Further, many CGL policies contain exclusions for mold, fungus and bacteria that preclude coverage for the actual, alleged or threatened inhalation of, ingestion of, contact with, exposure to, existence of, or presence of, any fungi or bacteria on or within a building or structure. If the legionella exposure occurs in a pool or hot tub, it may not be determined to be “on or within the building structure.” There is an exception to this exclusion for cases where the fungi or bacteria are contained in a good or product intended for “bodily consumption,” however. This has led to court decisions applying the exclusion to cooling towers and decorative fountains but allowing coverage in cases involving potable water and hot tubs. The CGL policy’s definition of “bodily injury” may not include medical monitoring by potentially affected individuals who seek testing for exposure in response to a public health notice. Coverage for third-party claims under a CGL policy therefore remains uncertain.

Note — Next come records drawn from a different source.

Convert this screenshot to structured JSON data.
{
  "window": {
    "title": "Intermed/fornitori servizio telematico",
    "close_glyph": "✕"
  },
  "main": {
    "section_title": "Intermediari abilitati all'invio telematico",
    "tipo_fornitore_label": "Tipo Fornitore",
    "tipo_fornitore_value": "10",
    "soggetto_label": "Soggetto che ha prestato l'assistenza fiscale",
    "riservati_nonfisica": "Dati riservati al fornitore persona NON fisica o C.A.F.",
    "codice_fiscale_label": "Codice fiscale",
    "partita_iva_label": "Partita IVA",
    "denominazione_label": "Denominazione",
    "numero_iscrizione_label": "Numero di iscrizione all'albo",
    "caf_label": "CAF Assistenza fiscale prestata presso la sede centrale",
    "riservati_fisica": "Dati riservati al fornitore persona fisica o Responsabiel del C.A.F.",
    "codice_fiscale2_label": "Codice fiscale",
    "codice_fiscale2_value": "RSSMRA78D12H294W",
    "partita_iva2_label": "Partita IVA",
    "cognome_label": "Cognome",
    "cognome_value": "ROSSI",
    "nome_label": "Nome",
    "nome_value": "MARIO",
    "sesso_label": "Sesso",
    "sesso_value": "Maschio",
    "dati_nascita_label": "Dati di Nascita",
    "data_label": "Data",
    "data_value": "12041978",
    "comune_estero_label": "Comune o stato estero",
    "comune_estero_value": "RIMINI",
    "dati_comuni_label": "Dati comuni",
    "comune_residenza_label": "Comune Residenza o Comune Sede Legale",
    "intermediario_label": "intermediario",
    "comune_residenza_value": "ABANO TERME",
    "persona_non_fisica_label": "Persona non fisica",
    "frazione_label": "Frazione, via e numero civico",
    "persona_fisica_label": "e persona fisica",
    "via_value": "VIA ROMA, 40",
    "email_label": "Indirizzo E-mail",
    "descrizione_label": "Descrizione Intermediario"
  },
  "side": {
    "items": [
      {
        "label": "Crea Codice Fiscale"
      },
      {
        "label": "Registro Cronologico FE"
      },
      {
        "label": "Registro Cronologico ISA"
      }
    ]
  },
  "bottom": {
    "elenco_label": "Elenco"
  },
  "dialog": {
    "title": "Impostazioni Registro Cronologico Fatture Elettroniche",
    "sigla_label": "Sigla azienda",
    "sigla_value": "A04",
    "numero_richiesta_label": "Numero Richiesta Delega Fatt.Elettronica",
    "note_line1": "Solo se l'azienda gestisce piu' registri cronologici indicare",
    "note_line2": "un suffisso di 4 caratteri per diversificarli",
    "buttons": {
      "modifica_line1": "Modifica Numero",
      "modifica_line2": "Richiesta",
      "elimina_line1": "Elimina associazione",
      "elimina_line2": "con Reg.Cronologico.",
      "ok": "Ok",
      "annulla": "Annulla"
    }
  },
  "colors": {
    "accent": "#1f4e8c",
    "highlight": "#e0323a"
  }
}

With respect to a party’s own loss related to testing and remediation of legionella contamination and related business interruption, a traditional commercial property policy would not likely respond to claims for remediation of legionella contamination on the insured’s property.
The pollution legal liability market has developed coverage that is specifically intended to provide coverage for claims for remediation of a legionella condition on the insured’s property, claims for bodily injury to exposed or potentially exposed individuals, and business interruption that may arise from either event. The severity of third-party claims ranges from claims for medical monitoring or fear of exposure to those for severe injury and wrongful death. Insurers will consider the likelihood of those claims when selecting and pricing its risks.
Insurers may also consider whether the prospective policyholder has adopted the relevant practices set forth in ASHRAE 188. Mitigating factors include the existence of a water management plan to determine the insured’s risk of developing legionella contamination, as well as a contingency response plan to evaluate the applicant’s ability to respond in the event of a legionella incident or outbreak. Overall loss history is relevant to potential exposure, as is the overall quality of the applicant’s risk management program. A policyholder should be able to demonstrate a maintenance program that quantitatively monitors the building’s water systems.
While insurance carriers and property owners have become increasingly aware of Legionnaire’s disease outbreaks due to new reporting requirements, little data exists to determine accurately if this increased scrutiny—coupled with implementation of the latest guidelines and regulations—is making a meaningful difference in the number of reported cases. In fact, recent data may suggest that it is not. With eight weeks remaining in 2018, provisional data tallied by the CDC through November 3 showed 7,104 reported cases, strongly suggesting that, despite all of the recent attempts to reduce the incidence of Legionnaires’ disease, 2018 will exceed the previous record for reported cases set in 2017. Accordingly, insurers will likely be carefully monitoring the effectiveness of the measures considered in their underwriting, meaning that policyholders will need to be equally diligent in their prevention efforts.